Telling the truth

I was reading excerpts from a Ryan Adams interview about his upcoming album and came across this gem: “How do I make a real distinct record where anybody listens to it and says, ‘That’s the truth from beginning to end.’ So it’s like exercise. It sucks in the beginning. But then you get into it.”

I love that.

Telling the truth is difficult work. It requires more than just being factual, though that is part of it. It requires a depth of understanding that dives beneath the surface of things.

When Andrew Peterson sings of marriage as “dancing in the minefields,” he sings truth. Similarly, when Josh Garrels also sings of marriage as “heaven’s knife,” he also sings truth. Marriage is both beautifully glorious and achingly difficult. It can’t be otherwise when one sinner sits next to and observes another sinner and yet does so with the eyes of love. And both singer-songwriters capture that in their music.
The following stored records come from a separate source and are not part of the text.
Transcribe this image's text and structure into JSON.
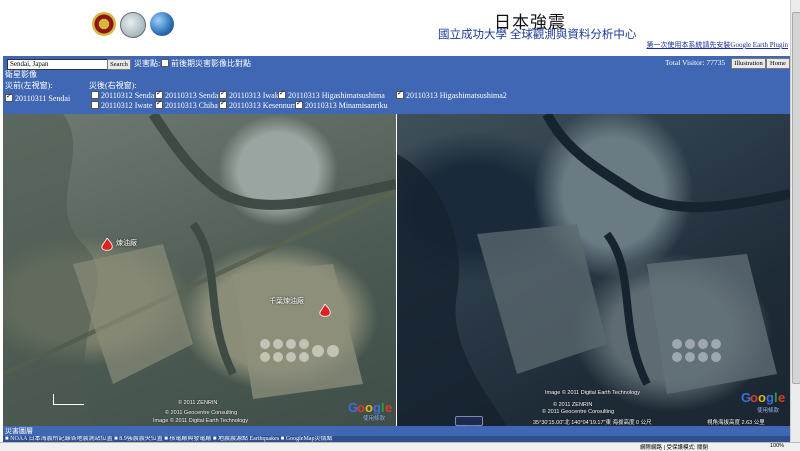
{
  "header": {
    "title": "日本強震",
    "subtitle": "國立成功大學 全球觀測與資料分析中心",
    "top_link": "第一次使用本系統請先安裝Google Earth Plugin"
  },
  "toolbar": {
    "search_value": "Sendai, Japan",
    "search_button": "Search",
    "disaster_label": "災害點:",
    "compare_label": "前後期災害影像比對點",
    "visitor_label": "Total Visitor: 77735",
    "illustration_button": "Illustration",
    "home_button": "Home"
  },
  "imagery": {
    "section_label": "衛星影像",
    "before_label": "災前(左視窗):",
    "after_label": "災後(右視窗):",
    "before_items": [
      {
        "label": "20110311 Sendai",
        "checked": true
      }
    ],
    "after_row1": [
      {
        "label": "20110312 Sendai",
        "checked": false
      },
      {
        "label": "20110313 Sendai",
        "checked": true
      },
      {
        "label": "20110313 Iwaki",
        "checked": true
      },
      {
        "label": "20110313 Higashimatsushima",
        "checked": true
      },
      {
        "label": "20110313 Higashimatsushima2",
        "checked": true
      }
    ],
    "after_row2": [
      {
        "label": "20110312 Iwate",
        "checked": false
      },
      {
        "label": "20110313 Chiba",
        "checked": true
      },
      {
        "label": "20110313 Kesennuma",
        "checked": true
      },
      {
        "label": "20110313 Minamisanriku",
        "checked": true
      }
    ]
  },
  "left_map": {
    "fire_label_1": "煉油廠",
    "fire_label_2": "千葉煉油廠",
    "credit1": "© 2011 ZENRIN",
    "credit2": "© 2011 Geocentre Consulting",
    "credit3": "Image © 2011 Digital Earth Technology",
    "logo": "Google",
    "terms": "使用條款"
  },
  "right_map": {
    "credit0": "Image © 2011 Digital Earth Technology",
    "credit1": "© 2011 ZENRIN",
    "credit2": "© 2011 Geocentre Consulting",
    "coords": "35°30'15.00\"北 140°04'19.17\"東 海拔高度 0 公尺",
    "altitude": "視角海拔高度  2.63 公里",
    "year": "2004",
    "logo": "Google",
    "terms": "使用條款"
  },
  "bottom": {
    "legend": "災害圖層",
    "layers": "■ NOAA 日本海震所記錄各地震測站位置  ■ 8.9強震震央位置  ■ 核電廠與發電廠  ■ 地震震源點 Earthquakes  ■ GoogleMap災情點"
  },
  "statusbar": {
    "zone": "網際網路 | 受保護模式: 關閉",
    "zoom": "100%"
  }
}
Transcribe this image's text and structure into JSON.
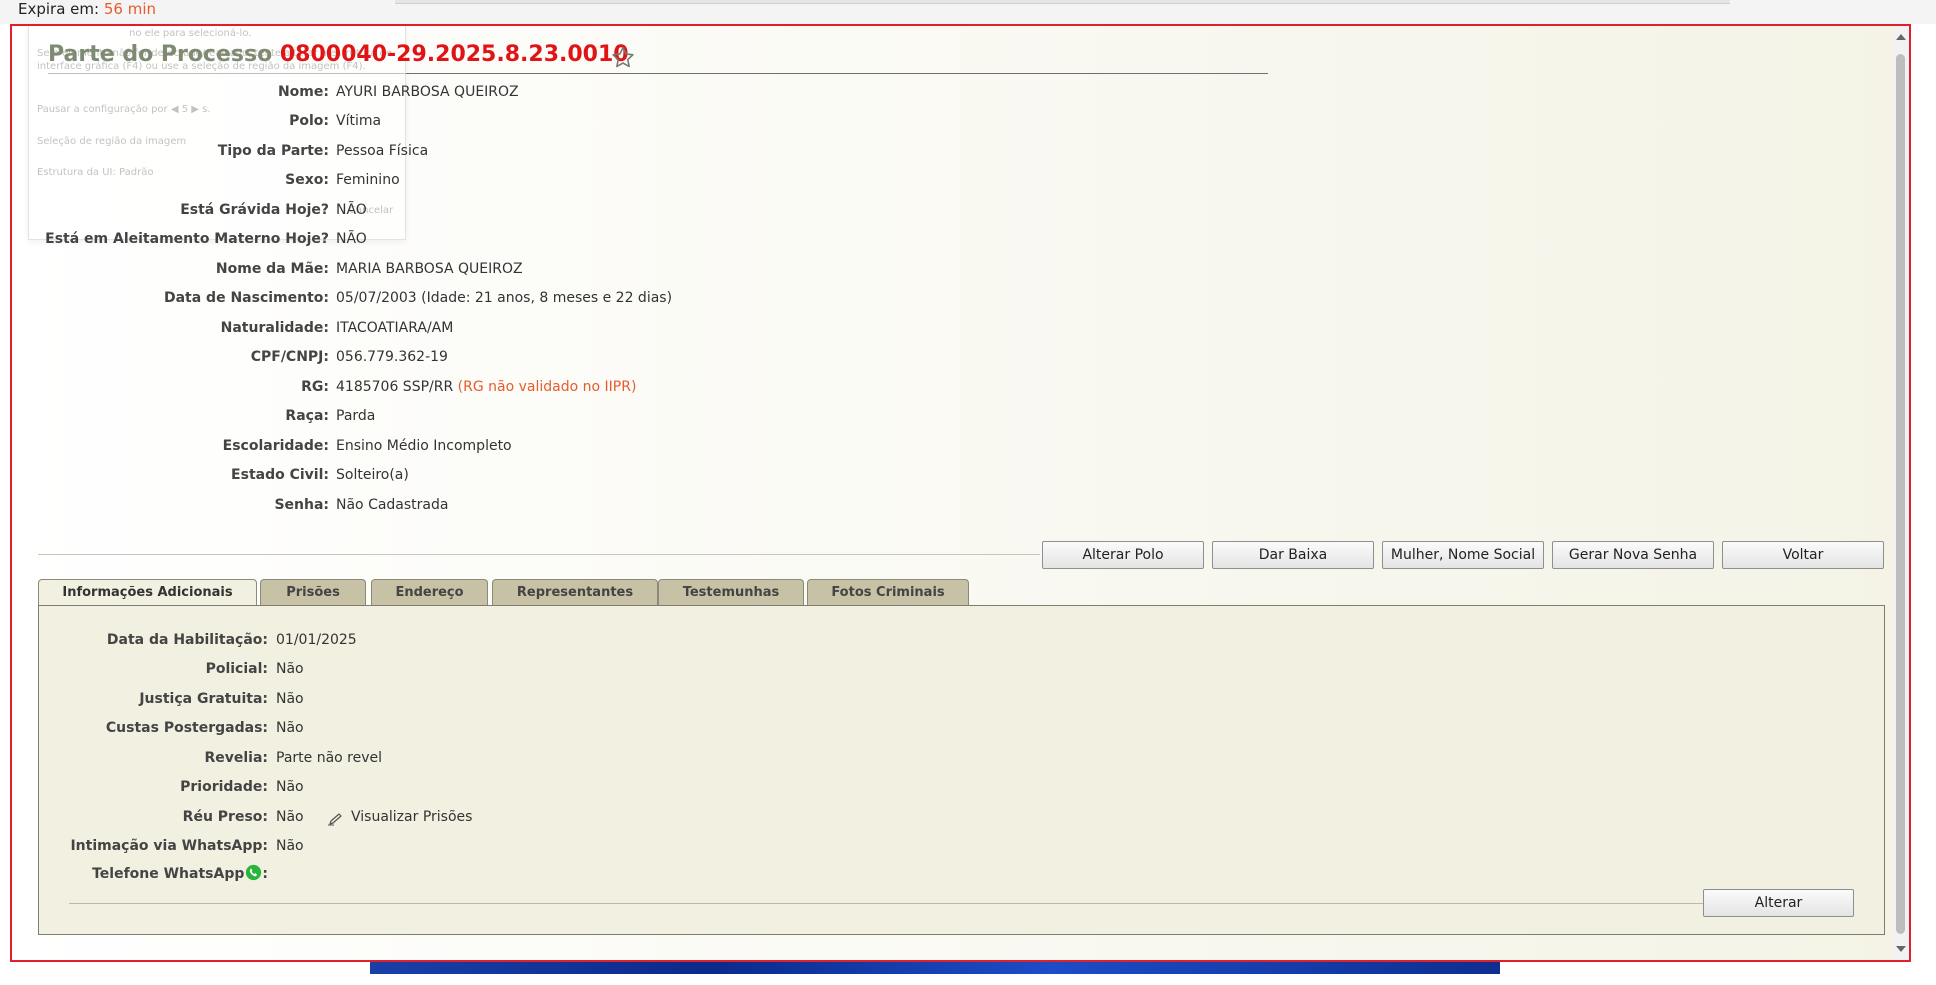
{
  "session": {
    "expira_label": "Expira em:",
    "expira_value": "56 min"
  },
  "ghost_overlay": {
    "lines": [
      "no ele para selecioná-lo.",
      "Se o elemento não for detectado/realçado, tente alterar a estrutura de",
      "interface gráfica (F4) ou use a seleção de região da imagem (F4).",
      "Pausar a configuração por ◀ 5 ▶ s.",
      "Seleção de região da imagem",
      "Estrutura da UI: Padrão",
      "Cancelar"
    ]
  },
  "header": {
    "title_prefix": "Parte do Processo",
    "process_number": "0800040-29.2025.8.23.0010"
  },
  "details": [
    {
      "label": "Nome:",
      "value": "AYURI BARBOSA QUEIROZ"
    },
    {
      "label": "Polo:",
      "value": "Vítima"
    },
    {
      "label": "Tipo da Parte:",
      "value": "Pessoa Física"
    },
    {
      "label": "Sexo:",
      "value": "Feminino"
    },
    {
      "label": "Está Grávida Hoje?",
      "value": "NÃO"
    },
    {
      "label": "Está em Aleitamento Materno Hoje?",
      "value": "NÃO"
    },
    {
      "label": "Nome da Mãe:",
      "value": "MARIA BARBOSA QUEIROZ"
    },
    {
      "label": "Data de Nascimento:",
      "value": "05/07/2003 (Idade: 21 anos, 8 meses e 22 dias)"
    },
    {
      "label": "Naturalidade:",
      "value": "ITACOATIARA/AM"
    },
    {
      "label": "CPF/CNPJ:",
      "value": "056.779.362-19"
    },
    {
      "label": "RG:",
      "value": "4185706 SSP/RR",
      "warning": "(RG não validado no IIPR)"
    },
    {
      "label": "Raça:",
      "value": "Parda"
    },
    {
      "label": "Escolaridade:",
      "value": "Ensino Médio Incompleto"
    },
    {
      "label": "Estado Civil:",
      "value": "Solteiro(a)"
    },
    {
      "label": "Senha:",
      "value": "Não Cadastrada"
    }
  ],
  "actions": {
    "alterar_polo": "Alterar Polo",
    "dar_baixa": "Dar Baixa",
    "nome_social": "Mulher, Nome Social",
    "gerar_senha": "Gerar Nova Senha",
    "voltar": "Voltar"
  },
  "tabs": [
    {
      "label": "Informações Adicionais",
      "active": true
    },
    {
      "label": "Prisões"
    },
    {
      "label": "Endereço"
    },
    {
      "label": "Representantes"
    },
    {
      "label": "Testemunhas"
    },
    {
      "label": "Fotos Criminais"
    }
  ],
  "info": [
    {
      "label": "Data da Habilitação:",
      "value": "01/01/2025"
    },
    {
      "label": "Policial:",
      "value": "Não"
    },
    {
      "label": "Justiça Gratuita:",
      "value": "Não"
    },
    {
      "label": "Custas Postergadas:",
      "value": "Não"
    },
    {
      "label": "Revelia:",
      "value": "Parte não revel"
    },
    {
      "label": "Prioridade:",
      "value": "Não"
    },
    {
      "label": "Réu Preso:",
      "value": "Não"
    },
    {
      "label": "Intimação via WhatsApp:",
      "value": "Não"
    },
    {
      "label": "Telefone WhatsApp",
      "value": ""
    }
  ],
  "visualizar_prisoes": "Visualizar Prisões",
  "alterar": "Alterar",
  "colors": {
    "accent_red": "#e01414",
    "warning_orange": "#e85c2c",
    "title_gray": "#7f8a73",
    "panel_bg": "#f1f0e1",
    "tab_bg": "#c7c2a5"
  }
}
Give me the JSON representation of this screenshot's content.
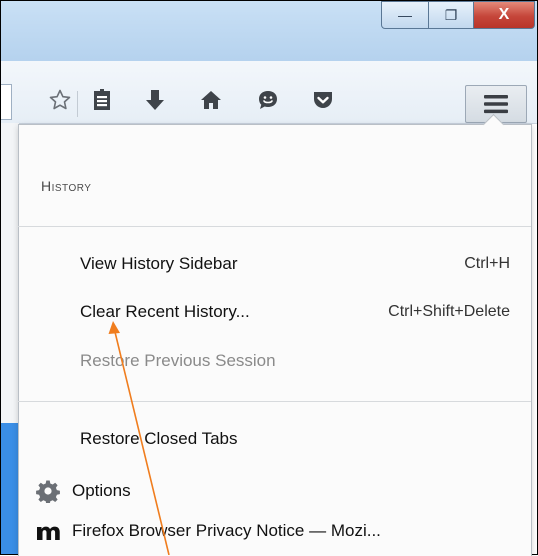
{
  "window": {
    "minimize_label": "—",
    "maximize_label": "❐",
    "close_label": "X"
  },
  "toolbar": {
    "icons": [
      "bookmark-star-icon",
      "reading-list-icon",
      "downloads-icon",
      "home-icon",
      "hello-chat-icon",
      "pocket-icon",
      "hamburger-menu-icon"
    ]
  },
  "history_panel": {
    "heading": "History",
    "items": [
      {
        "label": "View History Sidebar",
        "shortcut": "Ctrl+H",
        "enabled": true
      },
      {
        "label": "Clear Recent History...",
        "shortcut": "Ctrl+Shift+Delete",
        "enabled": true
      },
      {
        "label": "Restore Previous Session",
        "shortcut": "",
        "enabled": false
      }
    ],
    "restore_closed_tabs": "Restore Closed Tabs",
    "recent_tabs": [
      {
        "icon": "gear-icon",
        "label": "Options"
      },
      {
        "icon": "mozilla-m-icon",
        "label": "Firefox Browser Privacy Notice — Mozi..."
      }
    ]
  },
  "annotation": {
    "color": "#f07d1e"
  }
}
Pontius Pilate asked Jesus, “What is truth?” But he was being flippant when he said those words. He had already made the decision to sacrifice truth for expediency and he was tossing out a philosopher’s query to disguise his cowardice.

But the question remains: What is truth?

As the three singers mentioned above and poets, theologians, visual artists, novelists, and other artists have pointed to over the years, truth is both general and specific in nature.

It is Andrew Peterson’s years of “dancing in the minefields” with his wife in their very specific relationship that have enabled him to write songs that a general audience can relate to. Even though I know almost nothing about their marital relationship, his words ring true with mine.

It’s the willingness to be laid bare to the truth personally that leads to the honesty, the authenticity that’s at the core of our best truth-tellers.

There’s nothing abstract or detached here. For truth to be true, it must be lived and livable.

But there’s nothing exhibitionist in truth. It’s not just me baring my soul, getting naked in front of the world. For even when we strip down or delve deep, we’re not always truthful. We have an amazing facility with self-deception. And our feelings are liars as often as truth-tellers.

So, real truth-tellers reality-check themselves. They don’t just look inside; they look outside. This may be as simple as a poet talking with friends over coffee or a preacher reading the Bible. Emotions and experiences, as real as they may feel, must be grounded in a reality beyond the individual in order to be truly true.

When I am willing to look more deeply than the surface of my life (and I’m not always willing to do this), I come to the beginning of truth. But it’s only when I step back outside of myself again that the truth becomes complete. Or to put it in the words of Ryan Adams: “That’s the truth from beginning to end.”